Assuming I have a vector $\mathbf{e} = \mathbf{Lx}$, with $\mathbf{e} \in \mathbb{R}^m$, $\mathbf{L} \in \mathbb{R}^{m \times m}$, $\mathbf{x} \in \mathbb{R}^m$, and I want to take the derivative with respect to a third vector $\boldsymbol{\theta} \in \mathbb{R}^p$.

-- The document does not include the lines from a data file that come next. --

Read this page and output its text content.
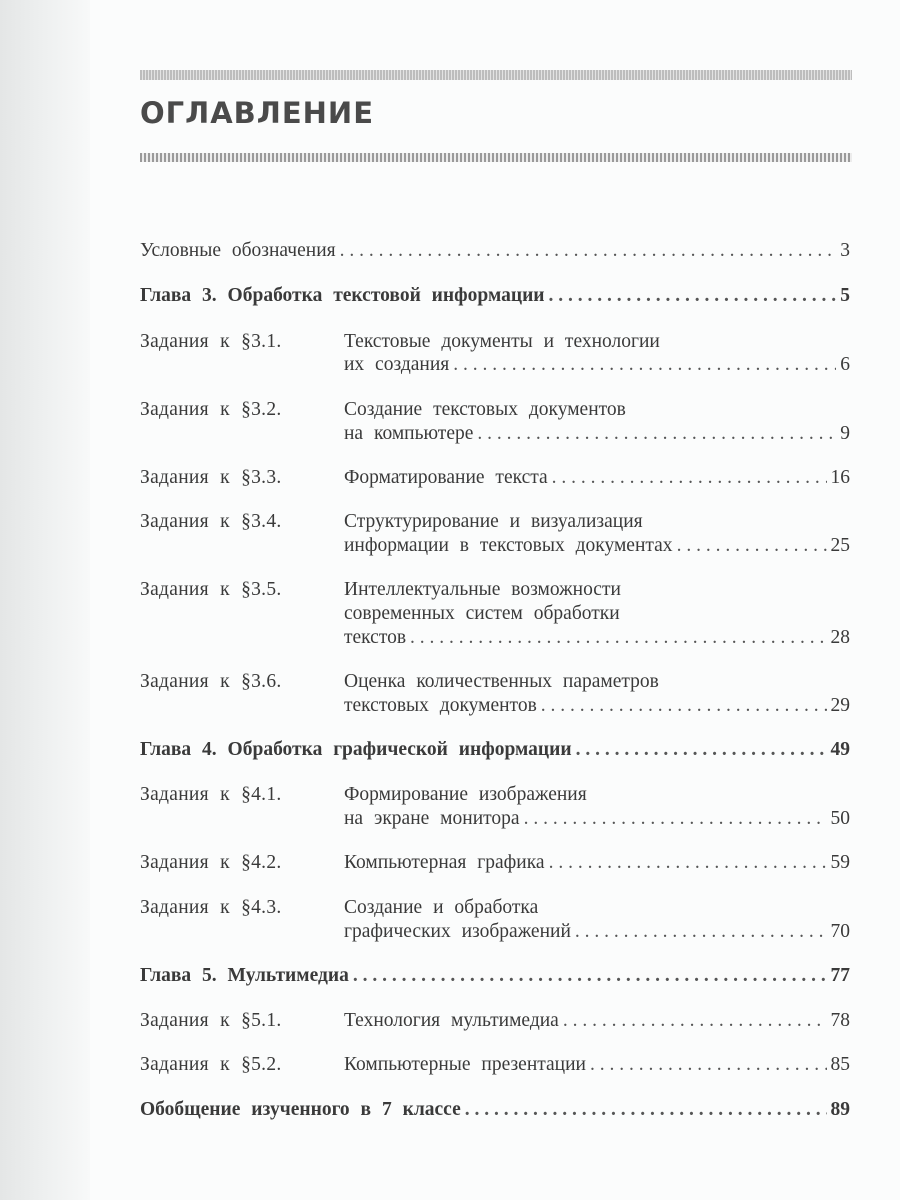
ОГЛАВЛЕНИЕ
Условные обозначения . . .	3
Глава 3. Обработка текстовой информации . . .	5
Задания к §3.1.	Текстовые документы и технологии
их создания . . .	6
Задания к §3.2.	Создание текстовых документов
на компьютере . . .	9
Задания к §3.3.	Форматирование текста . . .	16
Задания к §3.4.	Структурирование и визуализация
информации в текстовых документах . . .	25
Задания к §3.5.	Интеллектуальные возможности
современных систем обработки
текстов . . .	28
Задания к §3.6.	Оценка количественных параметров
текстовых документов . . .	29
Глава 4. Обработка графической информации . . .	49
Задания к §4.1.	Формирование изображения
на экране монитора . . .	50
Задания к §4.2.	Компьютерная графика . . .	59
Задания к §4.3.	Создание и обработка
графических изображений . . .	70
Глава 5. Мультимедиа . . .	77
Задания к §5.1.	Технология мультимедиа . . .	78
Задания к §5.2.	Компьютерные презентации . . .	85
Обобщение изученного в 7 классе . . .	89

Both $\mathbf{L} = f(\boldsymbol{\theta})$ and $\mathbf{x} = f(\boldsymbol{\theta})$, so the derivative with application to the product rule is:
$$ \frac{d\mathbf{e}}{d\boldsymbol{\theta}} = \frac{d\mathbf{L}}{d\boldsymbol{\theta}} \mathbf{x} + \mathbf{L} \frac{d\mathbf{x}}{d\boldsymbol{\theta}}. $$
The jacobian $\frac{d\mathbf{x}}{d\boldsymbol{\theta}} \in \mathbb{R}^{m \times p}$ left multiplied with $\mathbf{L}$ results correctly in a $n \times p$ matrix for the final jacobian.
My question now is: what does $\frac{d\mathbf{L}}{d\boldsymbol{\theta}}$ look like. I found a some posts and articles that use the vectorization function $$ \frac{\mathrm{d}\operatorname{vech}\left(\mathbf{L}\right)}{\mathrm{d}\operatorname{vech}\left(\mathbf{A}\right)} $$
($\mathbf{A} = g(\boldsymbol{\theta})$ is an intermediary result that I use)
but I don't know what kind of tensor would have a form that can actually produce the correctly shaped jacobian of the final result $m \times p$. As far as I can see, the right multiplication of the vector $\mathbf{x} \in \mathbb{R}^{p \times 1}$ always produces a columns vector.
If you need to deal with tensors I recommend using some sort of index notation:
$$ \begin{align} \left[\frac{\partial\mathbf e}{\partial\boldsymbol\theta}\right]_{ij} &= \frac{\partial e_i}{\partial\theta_j} \\ &= \frac{\partial}{\partial\theta_j}\left[\mathbf{Lx}\right]_i \\ &= \frac{\partial}{\partial\theta_j}\left(L_{ik}x_k\right) \\ &= \frac{\partial L_{ik}}{\partial\theta_j}x_k + L_{ik}\frac{\partial x_k}{\partial\theta_j}. \end{align} $$
(Note the convention that repeated indices imply summation.)